Xander Thorne’s cello.
No, no. Don’t think about Xander Thorne’s anything between your knees.
She looked at Jacob, and he gave her an encouraging nod. Checking ahead in the music, she remembered how she had purposefully memorized the violin part so she wouldn’t need her eyes on the binder. As much as she wished she had her violin, she could still trust her memory.
She envisioned the sheet music and let herself just play, imagining Mabel in the doorway of the practice room, imagining her mother singing Radiohead and not caring if she got the words right. Gwen closed her eyes and played, trusting herself. She didn’t open her eyes again until the bow pulled across the final chord.
The audience was standing, facing the floral arch. The bride had made it down the aisle. As the minister told everyone to take their seats, she looked at Jacob, and he beamed at her, shaking his head, silently laughing. She guessed that meant she’d pulled it off. Adrenaline flooded her veins, and Gwen was shocked at the rush. It felt so different to play without a safety net like that. She didn’t experience anything like that at the Pops, where everything was rehearsed and, while the music was fun, it was purposeful.
With trembling fingers, Gwen turned the page in the binder to the final song, looking over the solo line and figuring out what she’d have to do. It would be much easier than “Jesu.”

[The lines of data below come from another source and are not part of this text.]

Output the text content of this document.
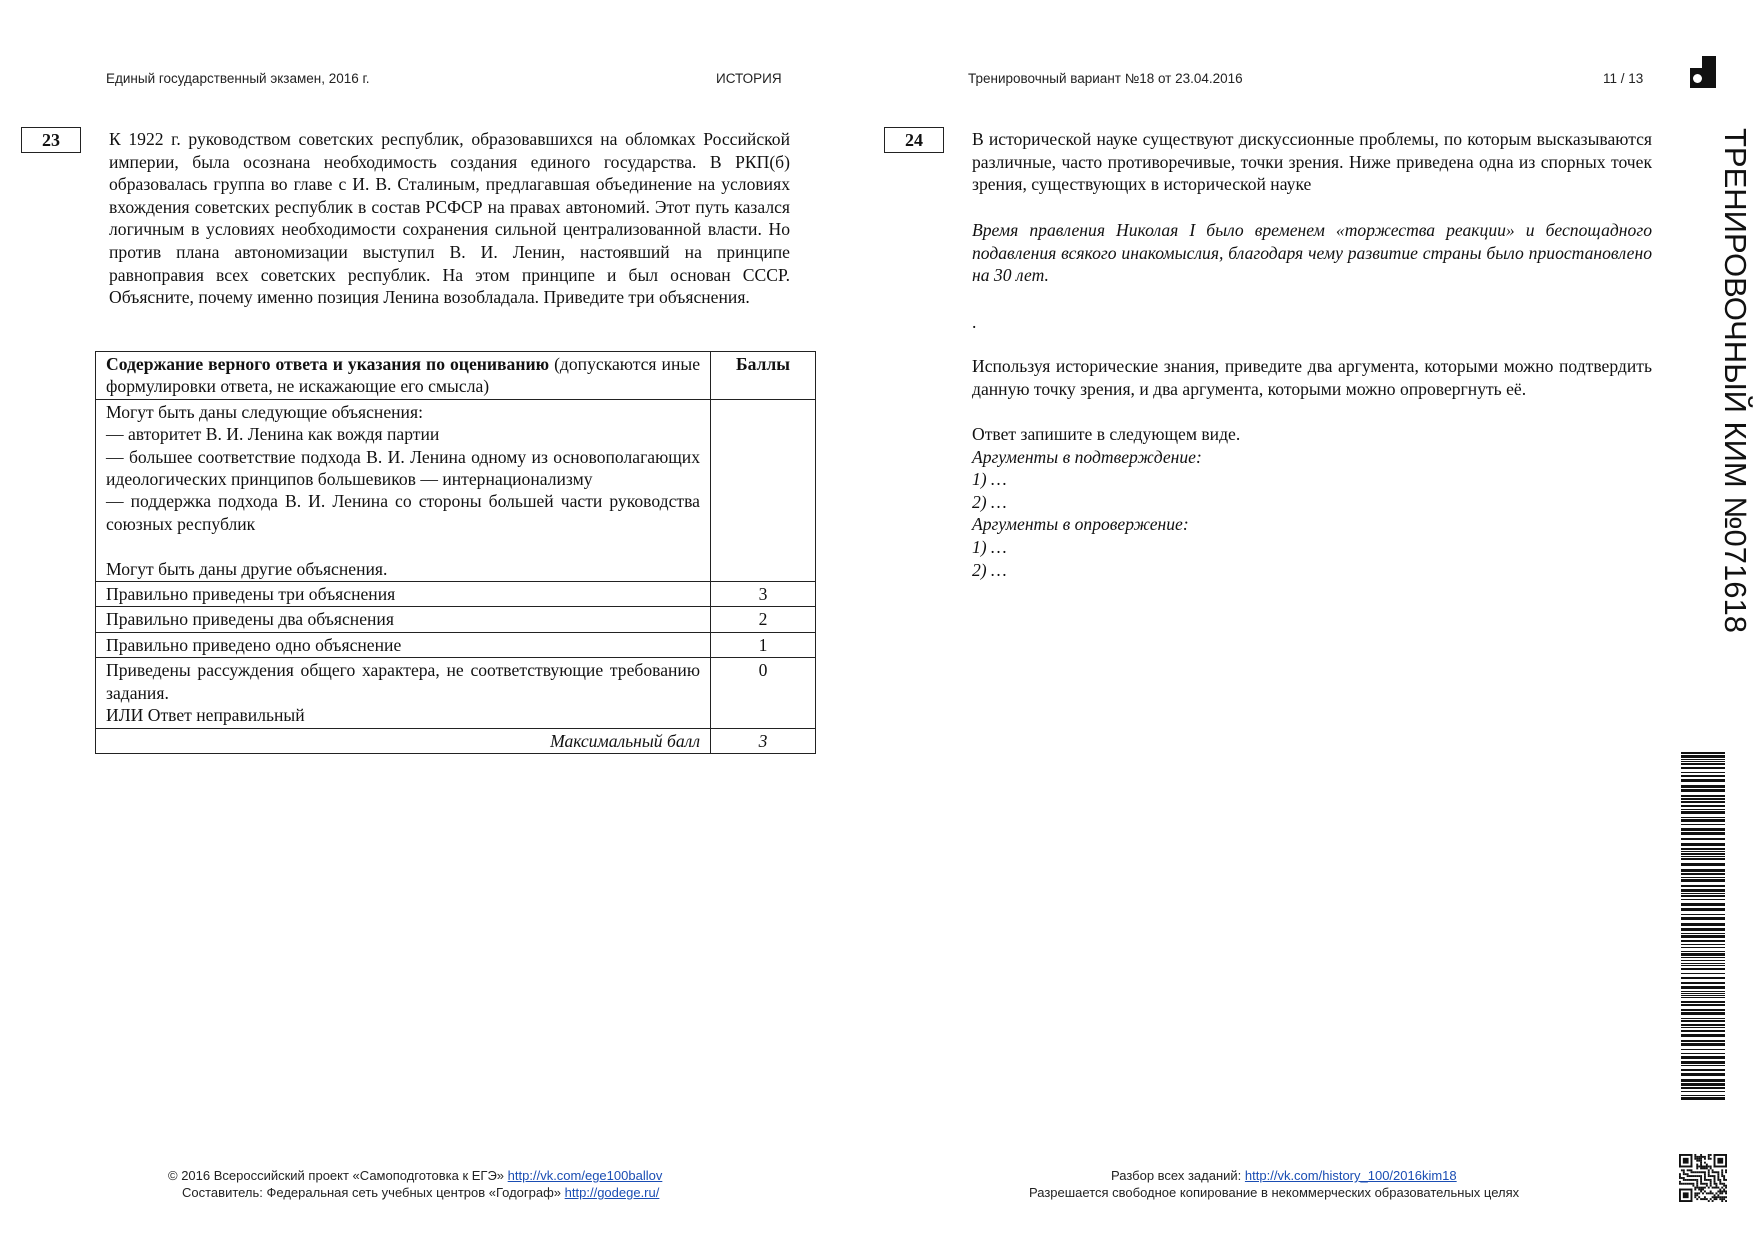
Единый государственный экзамен, 2016 г.	ИСТОРИЯ	Тренировочный вариант №18 от 23.04.2016	11 / 13
ТРЕНИРОВОЧНЫЙ КИМ №071618
23	К 1922 г. руководством советских республик, образовавшихся на обломках Российской империи, была осознана необходимость создания единого государства. В РКП(б) образовалась группа во главе с И. В. Сталиным, предлагавшая объединение на условиях вхождения советских республик в состав РСФСР на правах автономий. Этот путь казался логичным в условиях необходимости сохранения сильной централизованной власти. Но против плана автономизации выступил В. И. Ленин, настоявший на принципе равноправия всех советских республик. На этом принципе и был основан СССР. Объясните, почему именно позиция Ленина возобладала. Приведите три объяснения.

Содержание верного ответа и указания по оцениванию (допускаются иные формулировки ответа, не искажающие его смысла)	Баллы

Могут быть даны следующие объяснения:
— авторитет В. И. Ленина как вождя партии
— большее соответствие подхода В. И. Ленина одному из основополагающих идеологических принципов большевиков — интернационализму
— поддержка подхода В. И. Ленина со стороны большей части руководства союзных республик

Могут быть даны другие объяснения.	

Правильно приведены три объяснения	3
Правильно приведены два объяснения	2
Правильно приведено одно объяснение	1

Приведены рассуждения общего характера, не соответствующие требованию задания.
ИЛИ Ответ неправильный	0
Максимальный балл	3
24	В исторической науке существуют дискуссионные проблемы, по которым высказываются различные, часто противоречивые, точки зрения. Ниже приведена одна из спорных точек зрения, существующих в исторической науке

Время правления Николая I было временем «торжества реакции» и беспощадного подавления всякого инакомыслия, благодаря чему развитие страны было приостановлено на 30 лет.

.

Используя исторические знания, приведите два аргумента, которыми можно подтвердить данную точку зрения, и два аргумента, которыми можно опровергнуть её.

Ответ запишите в следующем виде.
Аргументы в подтверждение:
1) …
2) …
Аргументы в опровержение:
1) …
2) …
© 2016 Всероссийский проект «Самоподготовка к ЕГЭ» http://vk.com/ege100ballov
Составитель: Федеральная сеть учебных центров «Годограф» http://godege.ru/
Разбор всех заданий: http://vk.com/history_100/2016kim18
Разрешается свободное копирование в некоммерческих образовательных целях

Once the ceremony was underway, she glanced back up, finding two of the tallest people she’d ever seen in her life holding each other’s hands in front of the minister. Gwen herself was not a short woman, but the bride had to be over six feet. She looked even taller with Xander Thorne standing behind her.

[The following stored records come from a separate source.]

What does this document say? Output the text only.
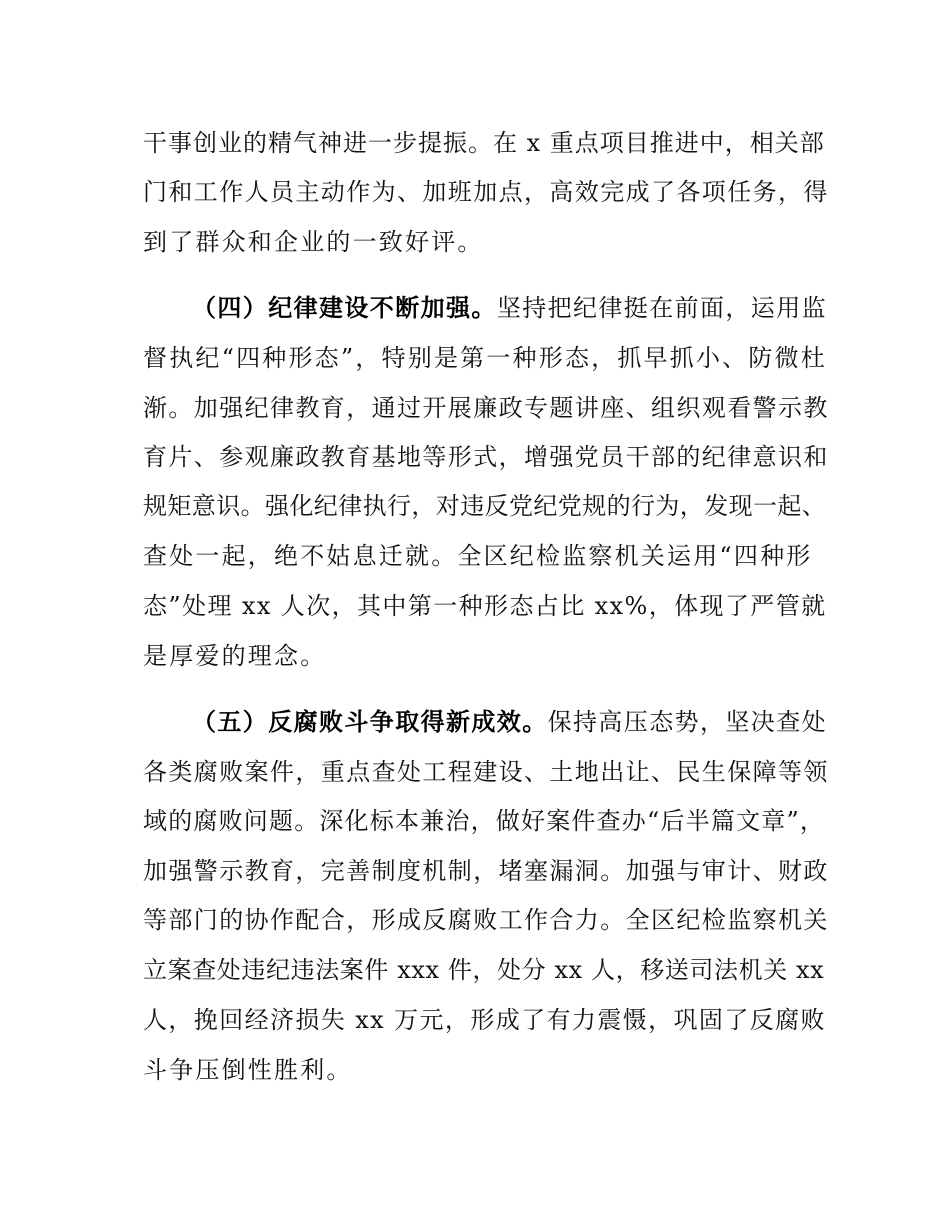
干事创业的精气神进一步提振。在 x 重点项目推进中，相关部

门和工作人员主动作为、加班加点，高效完成了各项任务，得

到了群众和企业的一致好评。

（四）纪律建设不断加强。坚持把纪律挺在前面，运用监

督执纪“四种形态”，特别是第一种形态，抓早抓小、防微杜

渐。加强纪律教育，通过开展廉政专题讲座、组织观看警示教

育片、参观廉政教育基地等形式，增强党员干部的纪律意识和

规矩意识。强化纪律执行，对违反党纪党规的行为，发现一起、

查处一起，绝不姑息迁就。全区纪检监察机关运用“四种形

态”处理 xx 人次，其中第一种形态占比 xx%，体现了严管就

是厚爱的理念。

（五）反腐败斗争取得新成效。保持高压态势，坚决查处

各类腐败案件，重点查处工程建设、土地出让、民生保障等领

域的腐败问题。深化标本兼治，做好案件查办“后半篇文章”，

加强警示教育，完善制度机制，堵塞漏洞。加强与审计、财政

等部门的协作配合，形成反腐败工作合力。全区纪检监察机关

立案查处违纪违法案件 xxx 件，处分 xx 人，移送司法机关 xx

人，挽回经济损失 xx 万元，形成了有力震慑，巩固了反腐败

斗争压倒性胜利。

Gwen blinked. She’d guessed that when Xander said he was in the wedding party, that meant he was a groomsman. But the bride had Xander, Chelsea, and the light-haired model in a line behind her, so it was clear he was actually the man of honor. Gwen smiled. That’s what she’d probably have to do one day, with Jacob standing with her.

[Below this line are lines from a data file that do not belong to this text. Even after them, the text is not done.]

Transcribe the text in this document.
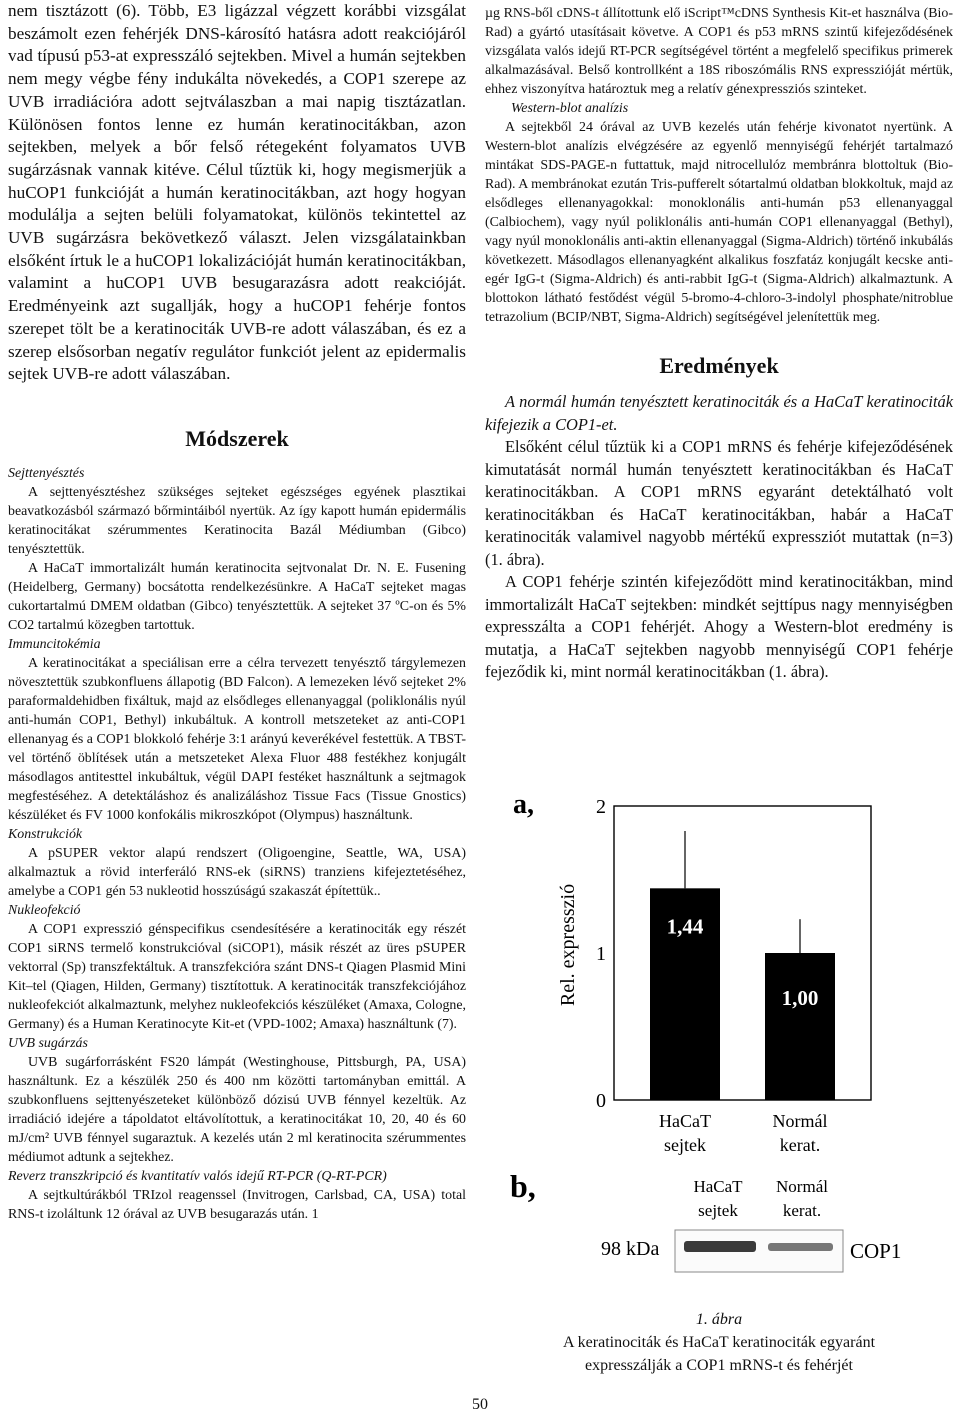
nem tisztázott (6). Több, E3 ligázzal végzett korábbi vizsgálat beszámolt ezen fehérjék DNS-károsító hatásra adott reakciójáról vad típusú p53-at expresszáló sejtekben. Mivel a humán sejtekben nem megy végbe fény indukálta növekedés, a COP1 szerepe az UVB irradiációra adott sejtválaszban a mai napig tisztázatlan. Különösen fontos lenne ez humán keratinocitákban, azon sejtekben, melyek a bőr felső rétegeként folyamatos UVB sugárzásnak vannak kitéve. Célul tűztük ki, hogy megismerjük a huCOP1 funkcióját a humán keratinocitákban, azt hogy hogyan modulálja a sejten belüli folyamatokat, különös tekintettel az UVB sugárzásra bekövetkező választ. Jelen vizsgálatainkban elsőként írtuk le a huCOP1 lokalizációját humán keratinocitákban, valamint a huCOP1 UVB besugarazásra adott reakcióját. Eredményeink azt sugallják, hogy a huCOP1 fehérje fontos szerepet tölt be a keratinociták UVB-re adott válaszában, és ez a szerep elsősorban negatív regulátor funkciót jelent az epidermalis sejtek UVB-re adott válaszában.

Módszerek

Sejttenyésztés

A sejttenyésztéshez szükséges sejteket egészséges egyének plasztikai beavatkozásból származó bőrmintáiból nyertük. Az így kapott humán epidermális keratinocitákat szérummentes Keratinocita Bazál Médiumban (Gibco) tenyésztettük.

A HaCaT immortalizált humán keratinocita sejtvonalat Dr. N. E. Fusening (Heidelberg, Germany) bocsátotta rendelkezésünkre. A HaCaT sejteket magas cukortartalmú DMEM oldatban (Gibco) tenyésztettük. A sejteket 37 ºC-on és 5% CO2 tartalmú közegben tartottuk.

Immuncitokémia

A keratinocitákat a speciálisan erre a célra tervezett tenyésztő tárgylemezen növesztettük szubkonfluens állapotig (BD Falcon). A lemezeken lévő sejteket 2% paraformaldehidben fixáltuk, majd az elsődleges ellenanyaggal (poliklonális nyúl anti-humán COP1, Bethyl) inkubáltuk. A kontroll metszeteket az anti-COP1 ellenanyag és a COP1 blokkoló fehérje 3:1 arányú keverékével festettük. A TBST-vel történő öblítések után a metszeteket Alexa Fluor 488 festékhez konjugált másodlagos antitesttel inkubáltuk, végül DAPI festéket használtunk a sejtmagok megfestéséhez. A detektáláshoz és analizáláshoz Tissue Facs (Tissue Gnostics) készüléket és FV 1000 konfokális mikroszkópot (Olympus) használtunk.

Konstrukciók

A pSUPER vektor alapú rendszert (Oligoengine, Seattle, WA, USA) alkalmaztuk a rövid interferáló RNS-ek (siRNS) tranziens kifejeztetéséhez, amelybe a COP1 gén 53 nukleotid hosszúságú szakaszát építettük..

Nukleofekció

A COP1 expresszió génspecifikus csendesítésére a keratinociták egy részét COP1 siRNS termelő konstrukcióval (siCOP1), másik részét az üres pSUPER vektorral (Sp) transzfektáltuk. A transzfekcióra szánt DNS-t Qiagen Plasmid Mini Kit–tel (Qiagen, Hilden, Germany) tisztítottuk. A keratinociták transzfekciójához nukleofekciót alkalmaztunk, melyhez nukleofekciós készüléket (Amaxa, Cologne, Germany) és a Human Keratinocyte Kit-et (VPD-1002; Amaxa) használtunk (7).

UVB sugárzás

UVB sugárforrásként FS20 lámpát (Westinghouse, Pittsburgh, PA, USA) használtunk. Ez a készülék 250 és 400 nm közötti tartományban emittál. A szubkonfluens sejttenyészeteket különböző dózisú UVB fénnyel kezeltük. Az irradiáció idejére a tápoldatot eltávolítottuk, a keratinocitákat 10, 20, 40 és 60 mJ/cm² UVB fénnyel sugaraztuk. A kezelés után 2 ml keratinocita szérummentes médiumot adtunk a sejtekhez.

Reverz transzkripció és kvantitatív valós idejű RT-PCR (Q-RT-PCR)

A sejtkultúrákból TRIzol reagenssel (Invitrogen, Carlsbad, CA, USA) total RNS-t izoláltunk 12 órával az UVB besugarazás után. 1

µg RNS-ből cDNS-t állítottunk elő iScript™cDNS Synthesis Kit-et használva (Bio-Rad) a gyártó utasításait követve. A COP1 és p53 mRNS szintű kifejeződésének vizsgálata valós idejű RT-PCR segítségével történt a megfelelő specifikus primerek alkalmazásával. Belső kontrollként a 18S riboszómális RNS expresszióját mértük, ehhez viszonyítva határoztuk meg a relatív génexpressziós szinteket.

Western-blot analízis

A sejtekből 24 órával az UVB kezelés után fehérje kivonatot nyertünk. A Western-blot analízis elvégzésére az egyenlő mennyiségű fehérjét tartalmazó mintákat SDS-PAGE-n futtattuk, majd nitrocellulóz membránra blottoltuk (Bio-Rad). A membránokat ezután Tris-pufferelt sótartalmú oldatban blokkoltuk, majd az elsődleges ellenanyagokkal: monoklonális anti-humán p53 ellenanyaggal (Calbiochem), vagy nyúl poliklonális anti-humán COP1 ellenanyaggal (Bethyl), vagy nyúl monoklonális anti-aktin ellenanyaggal (Sigma-Aldrich) történő inkubálás következett. Másodlagos ellenanyagként alkalikus foszfatáz konjugált kecske anti-egér IgG-t (Sigma-Aldrich) és anti-rabbit IgG-t (Sigma-Aldrich) alkalmaztunk. A blottokon látható festődést végül 5-bromo-4-chloro-3-indolyl phosphate/nitroblue tetrazolium (BCIP/NBT, Sigma-Aldrich) segítségével jelenítettük meg.

Eredmények

A normál humán tenyésztett keratinociták és a HaCaT keratinociták kifejezik a COP1-et.

Elsőként célul tűztük ki a COP1 mRNS és fehérje kifejeződésének kimutatását normál humán tenyésztett keratinocitákban és HaCaT keratinocitákban. A COP1 mRNS egyaránt detektálható volt keratinocitákban és HaCaT keratinocitákban, habár a HaCaT keratinociták valamivel nagyobb mértékű expressziót mutattak (n=3) (1. ábra).

A COP1 fehérje szintén kifejeződött mind keratinocitákban, mind immortalizált HaCaT sejtekben: mindkét sejttípus nagy mennyiségben expresszálta a COP1 fehérjét. Ahogy a Western-blot eredmény is mutatja, a HaCaT sejtekben nagyobb mennyiségű COP1 fehérje fejeződik ki, mint normál keratinocitákban (1. ábra).

a,
Rel. expresszió
0
1
2
1,44
HaCaT
sejtek
1,00
Normál
kerat.
b,	HaCaT
sejtek
Normál
kerat.
98 kDa	COP1
1. ábra
A keratinociták és HaCaT keratinociták egyaránt
expresszálják a COP1 mRNS-t és fehérjét
50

She cast her eyes over Chelsea again. And just as she gave up trying to place her, Gwen realized she recognized the groom as well. He was one of Xander Thorne’s band members in Thorne and Roses. Her gaze darted to the guests in chairs, and she found the other three members scattered among them. Her heart hammered in her throat. If she thought she was starstruck the first time she met Xander at Carnegie Hall, this was next level.
That’s how she knew Chelsea. She was all over Thorne and Roses’ social media accounts, sticking her tongue out in pictures and joining the band on out-of-town gigs. People went wild in the comments under a picture of her sitting next to Xander in a hot tub, asking if they were together and tagging the two of them incessantly. Neither one replied.
Gwen glanced at Xander and found him looking right at her. His expression was focused. Dark.